Build a tiny concurrent proxy with caches.

The proxy receives a positive integer from command line, use it as listening port to perform on all requests.

It's easy to build a sequential proxy based on the Tiny Server from textbook.

basic idea: The main thread parses the connection request, fetches response from the Web server and resends it back to client.

In part I, the core problem is to parse the request and headers successfuly:

1. Read the first line as HTTP request $METHOD $URI HTTP/$VERSION. Validate the method and version.
2. Parse the URI http://hostname:port/path to hostname, port number and path. If no explicit port exists, use 80 as port number.
3. Read the remaining lines as headers until '\r\n'.
4. Connect to the server based on hostname and port.
5. Rebuild the HTTP request GET $PATH HTTP/1.0 and other important headers. Send them to the server socket.

The proxy uses shared buffer (sbuf.h, sbuf.c) and prethreading from textbook.

main thread: accept all connections from the listening port and add the fd to buffer.

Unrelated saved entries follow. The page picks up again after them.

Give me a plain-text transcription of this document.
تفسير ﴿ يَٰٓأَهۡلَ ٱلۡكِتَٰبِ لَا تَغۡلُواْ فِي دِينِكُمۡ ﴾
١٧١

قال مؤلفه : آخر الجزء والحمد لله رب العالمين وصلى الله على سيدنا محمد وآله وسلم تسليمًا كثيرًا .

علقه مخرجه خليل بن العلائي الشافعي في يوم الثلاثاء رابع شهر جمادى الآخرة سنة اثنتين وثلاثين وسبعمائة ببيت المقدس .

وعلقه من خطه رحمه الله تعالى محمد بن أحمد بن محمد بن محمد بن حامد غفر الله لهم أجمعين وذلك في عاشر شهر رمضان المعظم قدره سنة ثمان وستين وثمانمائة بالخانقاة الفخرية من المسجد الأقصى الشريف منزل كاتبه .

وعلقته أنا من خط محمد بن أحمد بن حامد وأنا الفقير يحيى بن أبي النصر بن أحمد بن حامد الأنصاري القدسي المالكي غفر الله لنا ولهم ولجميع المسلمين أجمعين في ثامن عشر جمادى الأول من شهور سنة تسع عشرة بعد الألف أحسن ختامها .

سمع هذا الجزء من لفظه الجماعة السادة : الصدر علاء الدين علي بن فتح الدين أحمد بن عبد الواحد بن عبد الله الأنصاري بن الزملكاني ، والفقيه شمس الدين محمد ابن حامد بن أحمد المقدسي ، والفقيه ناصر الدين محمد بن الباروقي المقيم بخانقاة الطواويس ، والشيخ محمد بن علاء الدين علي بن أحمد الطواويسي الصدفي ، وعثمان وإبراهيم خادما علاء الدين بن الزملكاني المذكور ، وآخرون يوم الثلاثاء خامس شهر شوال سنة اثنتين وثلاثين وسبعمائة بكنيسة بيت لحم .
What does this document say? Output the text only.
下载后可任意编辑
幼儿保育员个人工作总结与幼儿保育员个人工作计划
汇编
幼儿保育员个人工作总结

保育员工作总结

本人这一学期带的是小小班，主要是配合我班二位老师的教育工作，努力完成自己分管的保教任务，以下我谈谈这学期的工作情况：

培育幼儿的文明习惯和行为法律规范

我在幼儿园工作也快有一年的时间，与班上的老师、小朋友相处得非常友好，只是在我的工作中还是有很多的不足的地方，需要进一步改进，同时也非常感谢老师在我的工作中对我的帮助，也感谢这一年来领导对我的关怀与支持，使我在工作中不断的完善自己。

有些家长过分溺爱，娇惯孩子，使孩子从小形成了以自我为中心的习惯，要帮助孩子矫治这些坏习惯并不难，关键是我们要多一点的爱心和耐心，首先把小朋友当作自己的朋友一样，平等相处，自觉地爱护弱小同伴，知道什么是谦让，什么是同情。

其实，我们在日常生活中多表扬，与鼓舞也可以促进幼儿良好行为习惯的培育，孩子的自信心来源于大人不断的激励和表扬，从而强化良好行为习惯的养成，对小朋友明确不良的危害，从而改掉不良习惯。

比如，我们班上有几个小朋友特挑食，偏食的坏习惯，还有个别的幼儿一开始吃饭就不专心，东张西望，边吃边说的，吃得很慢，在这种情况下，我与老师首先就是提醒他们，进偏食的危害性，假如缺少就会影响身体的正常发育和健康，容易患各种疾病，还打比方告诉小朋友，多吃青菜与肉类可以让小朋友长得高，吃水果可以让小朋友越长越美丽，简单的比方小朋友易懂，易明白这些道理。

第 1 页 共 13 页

other threads: get a fd from the buffer and perform all operations in part I.

The cache (see cache.h, cache.c) uses a doubly-linked list to manage multiple lines:

typedef struct line {
    char *uri; // tag to identify the content
    char *data; // entire response from the server last time
    size_t size; // the size of data
    struct line *prev, *next; // pointers to the other line
}

Some clients fetch responses that have been cached (case 1), so that they only call const methods which are thread-safe for no writing to the cache structure.

On the contrary, the others will update the internal structure of cache lines by calling non-const methods, which means the lines they request haven't been cached (case 2).

How to synchronize?

According to the relationship between requests and reading roles, we use the first readers-writers mechanism (multiple readers but only one writer can access the cache) to synchronize and protect the shared cache from multiple threads.

• case 1: pure reader
  • lock before finding the line from buffer successfully, unlock after copying the data to private local buffer.
• case 2: partially reader + writer
  • lock before finding the line it wants, and unlock after failing (as reader).
  • lock before adding the data to cache and unlock after finishing adding (as real writer).

How to determine the eviction policy?

If we use the strict LRU policy. Every read and write operation will update the order of lines:

• read: rearrange the line to the head of list.
• write: create a new line and insert into the head.

So there is no const method for multiple readers to be served simultaneously.

Instead, we use an approximate LRU policy that don't update the order in reading operation and leave the line untouched. Therefore, the find_line method is safe for interleaves by multiple threads.